Deniz Kılınç / London, January 13 (HNA) – Central banks’ interest rate hikes aimed at combating inflation could exacerbate a deepening, “dangerous divergence” between advanced and developing economies, International Monetary Fund Managing Director Kristalina Georgieva warned Wednesday.
Georgieva told an event hosted by the Center for Global Development that the Federal Reserve and other central banks knew how to handle inflation, but it could be a delicate balancing act:
“We have learned how to function with the pandemic still around us, we have deployed our scientists to provide protections for our people, we are now more effective with each wave that comes and the restrictions it causes are milder”.
Inflation is not a universal phenomenon, Georgieva underlined, but was a problem in a number of countries and especially the United States. U.S. consumer prices surged 7.0 percent in the 12 months to December, the largest annual increase in nearly four decades.
The Federal Reserve and others have signaled that rate hikes may be imminent in 2022. The “spillover impact on emerging markets …. can add fuel to the fire of divergence,” Georgieva said. Rate hikes in advanced economies raise the cost of borrowing and siphon away investments from emerging markets.
Georgieva said in December the IMF was likely to downgrade global economic growth forecasts of 5.9 percent in 2021 and 4.9 percent this year due to slowing growth in the United States, China, and the Omicron variant; the revision is expected on Jan. 25.
“Yes, the recovery is likely to continue, but against stronger winds,” she said, citing inflation and growing debt levels. Social unrest seen in 2019 was also expected to re-emerge this year, which could pose challenges for policymakers, she added.

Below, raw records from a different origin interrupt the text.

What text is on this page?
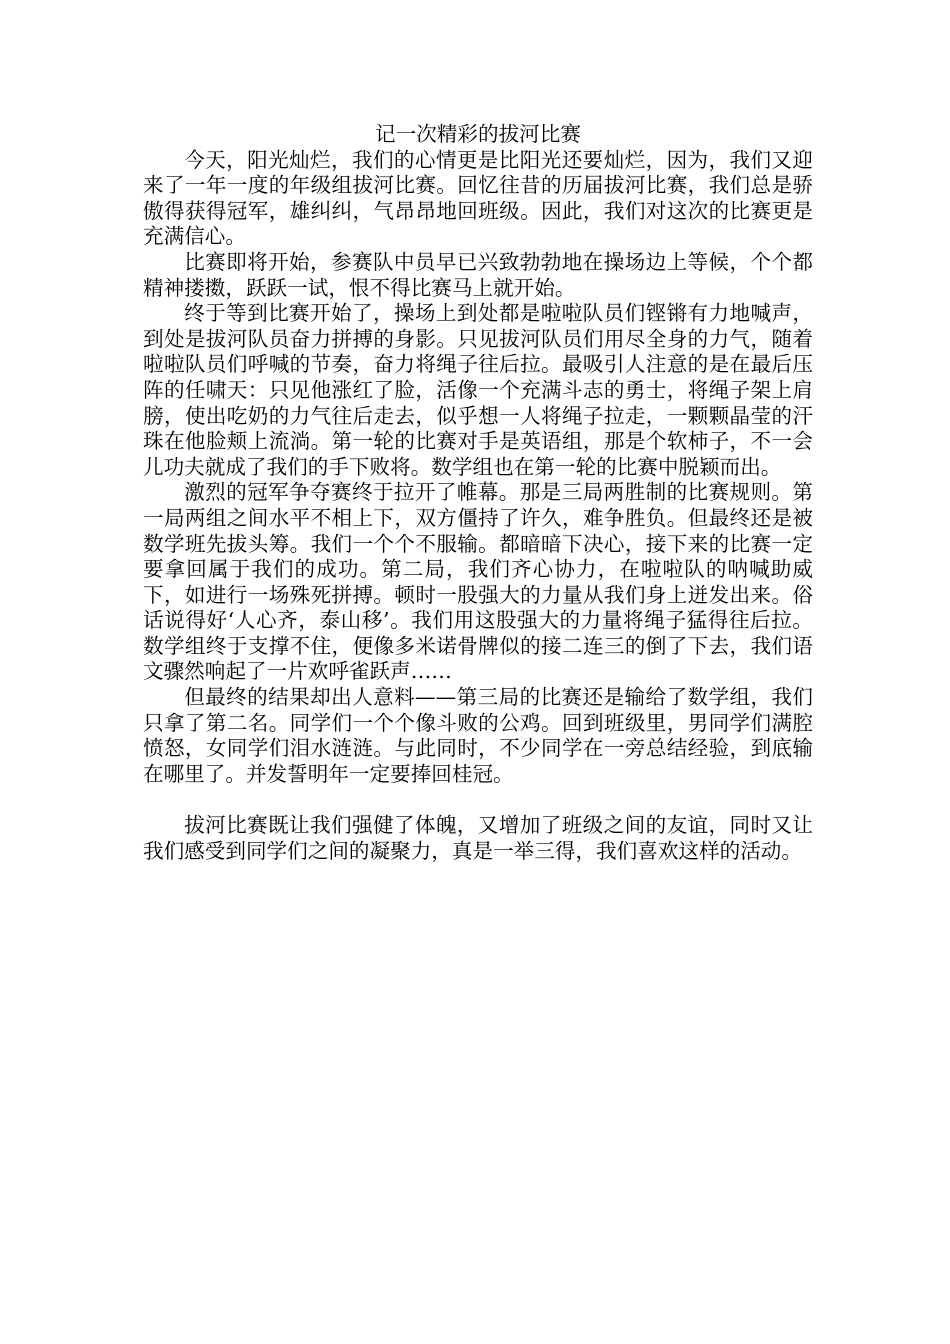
记一次精彩的拔河比赛

今天，阳光灿烂，我们的心情更是比阳光还要灿烂，因为，我们又迎来了一年一度的年级组拔河比赛。回忆往昔的历届拔河比赛，我们总是骄傲得获得冠军，雄纠纠，气昂昂地回班级。因此，我们对这次的比赛更是充满信心。

比赛即将开始，参赛队中员早已兴致勃勃地在操场边上等候，个个都精神搂擞，跃跃一试，恨不得比赛马上就开始。

终于等到比赛开始了，操场上到处都是啦啦队员们铿锵有力地喊声，到处是拔河队员奋力拼搏的身影。只见拔河队员们用尽全身的力气，随着啦啦队员们呼喊的节奏，奋力将绳子往后拉。最吸引人注意的是在最后压阵的任啸天：只见他涨红了脸，活像一个充满斗志的勇士，将绳子架上肩膀，使出吃奶的力气往后走去，似乎想一人将绳子拉走，一颗颗晶莹的汗珠在他脸颊上流淌。第一轮的比赛对手是英语组，那是个软柿子，不一会儿功夫就成了我们的手下败将。数学组也在第一轮的比赛中脱颖而出。

激烈的冠军争夺赛终于拉开了帷幕。那是三局两胜制的比赛规则。第一局两组之间水平不相上下，双方僵持了许久，难争胜负。但最终还是被数学班先拔头筹。我们一个个不服输。都暗暗下决心，接下来的比赛一定要拿回属于我们的成功。第二局，我们齐心协力，在啦啦队的呐喊助威下，如进行一场殊死拼搏。顿时一股强大的力量从我们身上迸发出来。俗话说得好‘人心齐，泰山移’。我们用这股强大的力量将绳子猛得往后拉。数学组终于支撑不住，便像多米诺骨牌似的接二连三的倒了下去，我们语文骤然响起了一片欢呼雀跃声……

但最终的结果却出人意料——第三局的比赛还是输给了数学组，我们只拿了第二名。同学们一个个像斗败的公鸡。回到班级里，男同学们满腔愤怒，女同学们泪水涟涟。与此同时，不少同学在一旁总结经验，到底输在哪里了。并发誓明年一定要捧回桂冠。

拔河比赛既让我们强健了体魄，又增加了班级之间的友谊，同时又让我们感受到同学们之间的凝聚力，真是一举三得，我们喜欢这样的活动。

The IMF is urging countries to keep building up their defenses against the current pandemic and future ones, she said. It is “hugely important” to ensure a more diversified production of vaccines and reduce the reliance of Africa and other regions on imports.

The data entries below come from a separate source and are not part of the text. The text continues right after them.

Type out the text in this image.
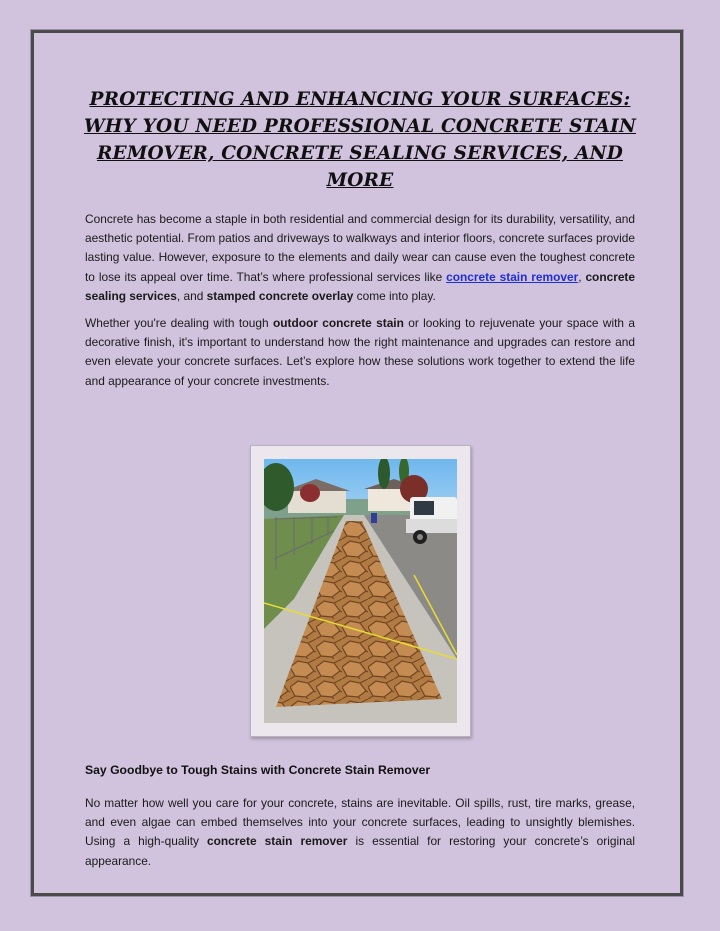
PROTECTING AND ENHANCING YOUR SURFACES: WHY YOU NEED PROFESSIONAL CONCRETE STAIN REMOVER, CONCRETE SEALING SERVICES, AND MORE
Concrete has become a staple in both residential and commercial design for its durability, versatility, and aesthetic potential. From patios and driveways to walkways and interior floors, concrete surfaces provide lasting value. However, exposure to the elements and daily wear can cause even the toughest concrete to lose its appeal over time. That’s where professional services like concrete stain remover, concrete sealing services, and stamped concrete overlay come into play.
Whether you're dealing with tough outdoor concrete stain or looking to rejuvenate your space with a decorative finish, it's important to understand how the right maintenance and upgrades can restore and even elevate your concrete surfaces. Let’s explore how these solutions work together to extend the life and appearance of your concrete investments.
Say Goodbye to Tough Stains with Concrete Stain Remover
No matter how well you care for your concrete, stains are inevitable. Oil spills, rust, tire marks, grease, and even algae can embed themselves into your concrete surfaces, leading to unsightly blemishes. Using a high-quality concrete stain remover is essential for restoring your concrete’s original appearance.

She said she expects increasing demand for IMF financing this year. The IMF‘s executive board is slated to discuss on Friday a new Resilience and Sustainability Trust lending instrument backed by the Group of 20 countries in October.
“During this crisis, we have provided nearly 170 billion dollars of financing to 90 countries. We did something remarkable which brings the membership together for a historic 650 billion dollars special drawing rights allocation, this is a shot in the arm in the global economy,” she said. Of that, 60 billion dollars of support to the Middle East region, 17 billion dollars in lending, and the rest part of drawing rights.
While Ms. Georgieva was optimistic that the impact of the virus will be less severe, she said there are other concerns and “uncertainty”. The IMF’s priorities for 2022 include helping people and countries deal with the fallout from the pandemic for a third year, Ms. Georgieva said.
“We are stepping into 2022 having already used a great deal of our capacity to protect people and our economy”, she said, adding that the recovery is quite uneven, with different countries in different positions.
Ms. Georgieva explained: “2020 was tough but from a policy standpoint it was somewhat easier, we had universal recommendations, monetary policy accommodation, fiscal policy support to protect the most vulnerable”. That is no longer applicable as countries are at different stages, and there is a concern about “divergence within countries and across countries”, something Ms. Georgieva has been warning about for some time.